Australia charity and church worker (1871 – 1943)

Rosa Sibella Walton Macarthur-Onslow CBE (4 June 1871 – 16 July 1943) was an Australian charity and church worker. She inherited and managed Camden Park in New South Wales. Guests at the house included the Duke and Duchess of York.

==Life==
Macarthur-Onslow was born in 1871 at Camden Park which was her family's 20,000 acre estate. Her parents were Elizabeth ( Macarthur) and Captain Arthur Alexander Walton Onslow, R.N. who became a member of parliament. While her brothers were sent to private schools in Australia and Britain for their education, she was taught by a German tutor and her mother. Her father died in 1882 and her mother took over the management of the estate. Macarthur-Onslow would organise frequent musical evenings at Camden Park which were led by Emmeline Woolley and Ethel Charlotte Pedley.

Her mother's father had helped to establish the Australian wool industry. Her mother was the end of her father's line. In 1892, a Royal license was obtained to allow her mother and her children to take the surname Macarthur-Onslow.
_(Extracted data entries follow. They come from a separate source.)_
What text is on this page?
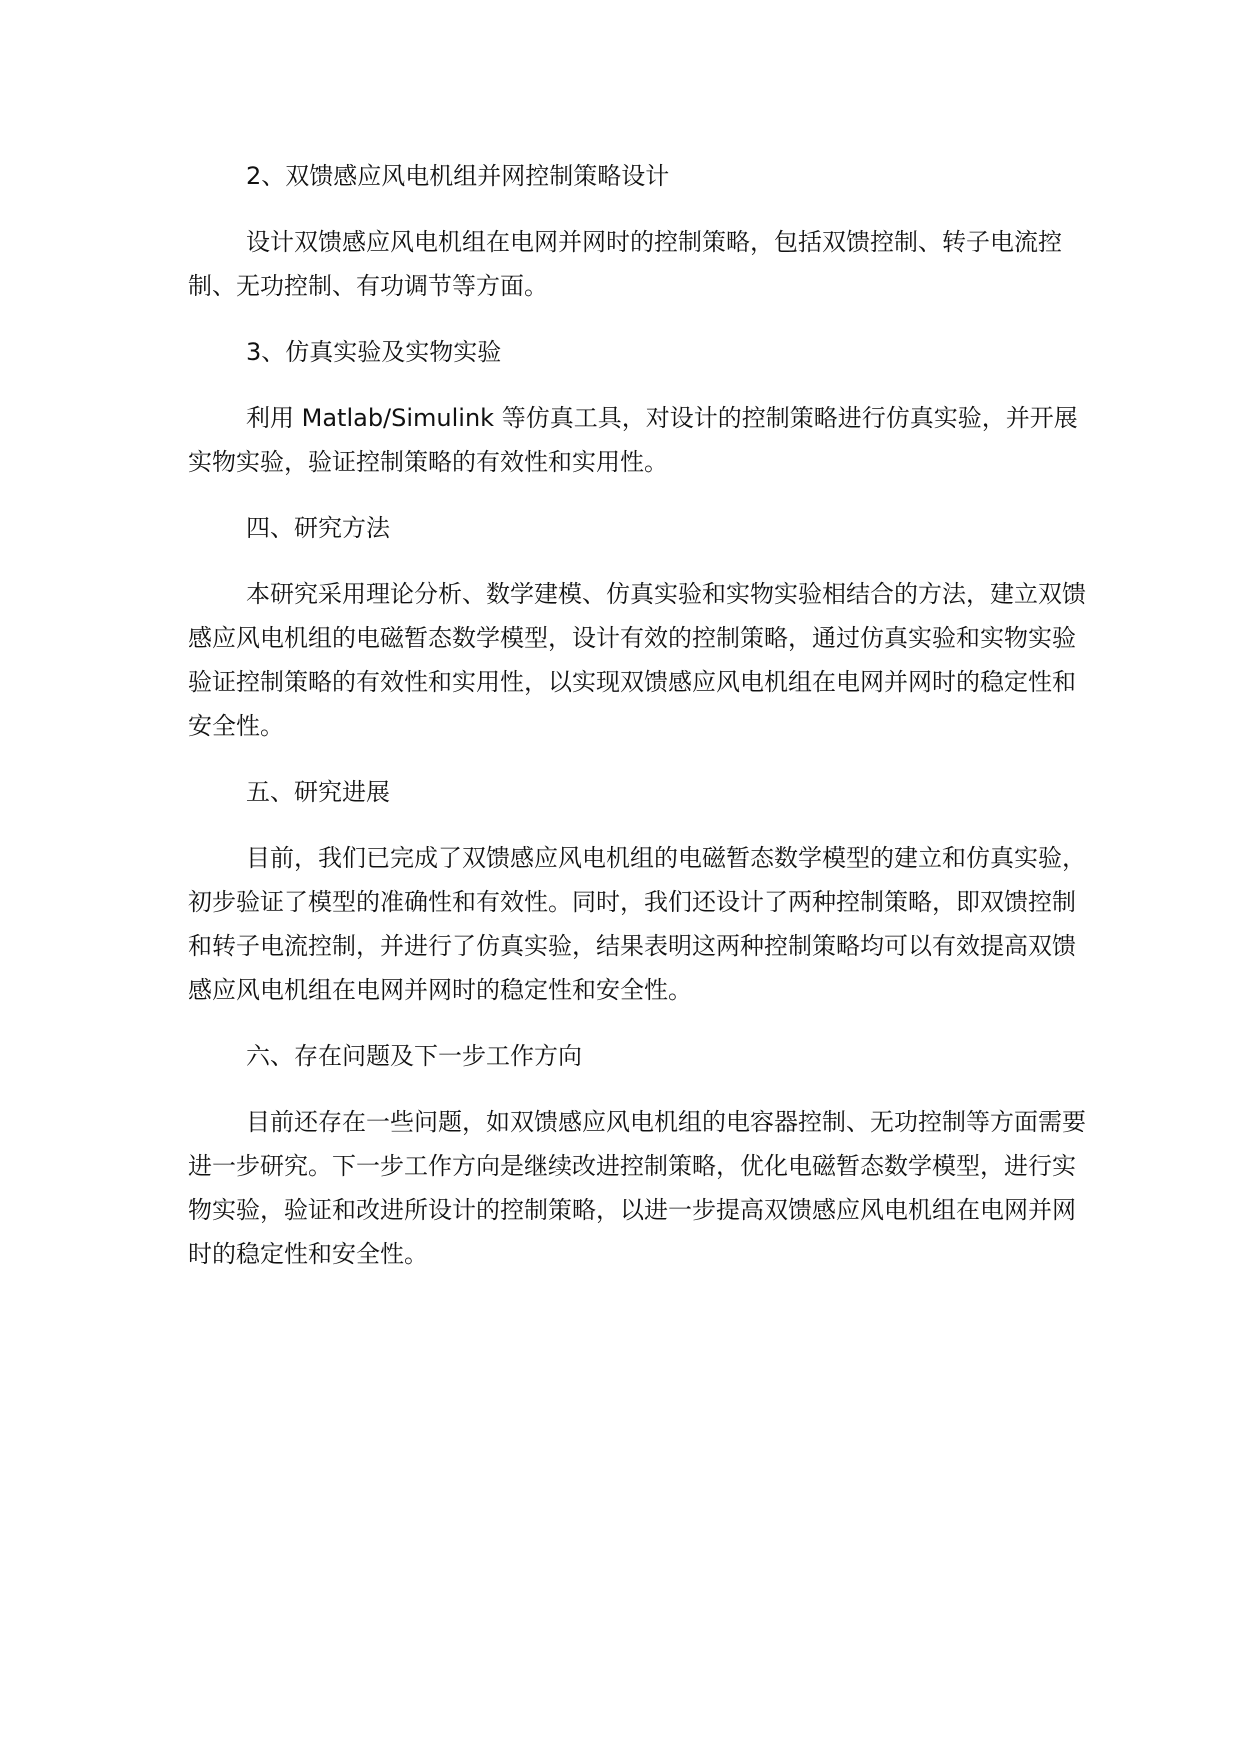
2、双馈感应风电机组并网控制策略设计

设计双馈感应风电机组在电网并网时的控制策略，包括双馈控制、转子电流控制、无功控制、有功调节等方面。

3、仿真实验及实物实验

利用 Matlab/Simulink 等仿真工具，对设计的控制策略进行仿真实验，并开展实物实验，验证控制策略的有效性和实用性。

四、研究方法

本研究采用理论分析、数学建模、仿真实验和实物实验相结合的方法，建立双馈感应风电机组的电磁暂态数学模型，设计有效的控制策略，通过仿真实验和实物实验验证控制策略的有效性和实用性，以实现双馈感应风电机组在电网并网时的稳定性和安全性。

五、研究进展

目前，我们已完成了双馈感应风电机组的电磁暂态数学模型的建立和仿真实验，初步验证了模型的准确性和有效性。同时，我们还设计了两种控制策略，即双馈控制和转子电流控制，并进行了仿真实验，结果表明这两种控制策略均可以有效提高双馈感应风电机组在电网并网时的稳定性和安全性。

六、存在问题及下一步工作方向

目前还存在一些问题，如双馈感应风电机组的电容器控制、无功控制等方面需要进一步研究。下一步工作方向是继续改进控制策略，优化电磁暂态数学模型，进行实物实验，验证和改进所设计的控制策略，以进一步提高双馈感应风电机组在电网并网时的稳定性和安全性。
When her mother died, she did not leave the care of the estate to her son but to Macarthur-Onslow. She was given the house and nearly 1,000 acres as an estate and a lump sum of £20,000 to keep Camden Park maintained. Guests at the house included the Duke and Duchess of York in 1927. When Hardy Wilson published his illustrated Old Colonial Architecture in New South Wales and Tasmania in 1924 which recorded some of the great houses of Australia, Macarthur-Onslow was disappointed to find that Camden House had not been included.

In the New Years Honours list of 1930 she became a CBE. A reception in her honour attracted many VIPs including NSW Premier Thomas Bavin. In 1931, she decided to exchange houses with her brother James William MacArthur-Onslow. Camden House had only been given to her for her lifetime and she knew that her mother had been very keen to see the house remain in the family. He came to live at Camden House and she went to live nearby at Gilbulla.

Macarthur-Onslow died in 1943 in the parish of Menangle.

==Publications==
In 1914 she published "Some Early Records of the Macarthurs of Camden". This was a work that her mother has nearly finished and Sibella completed, edited, and published it.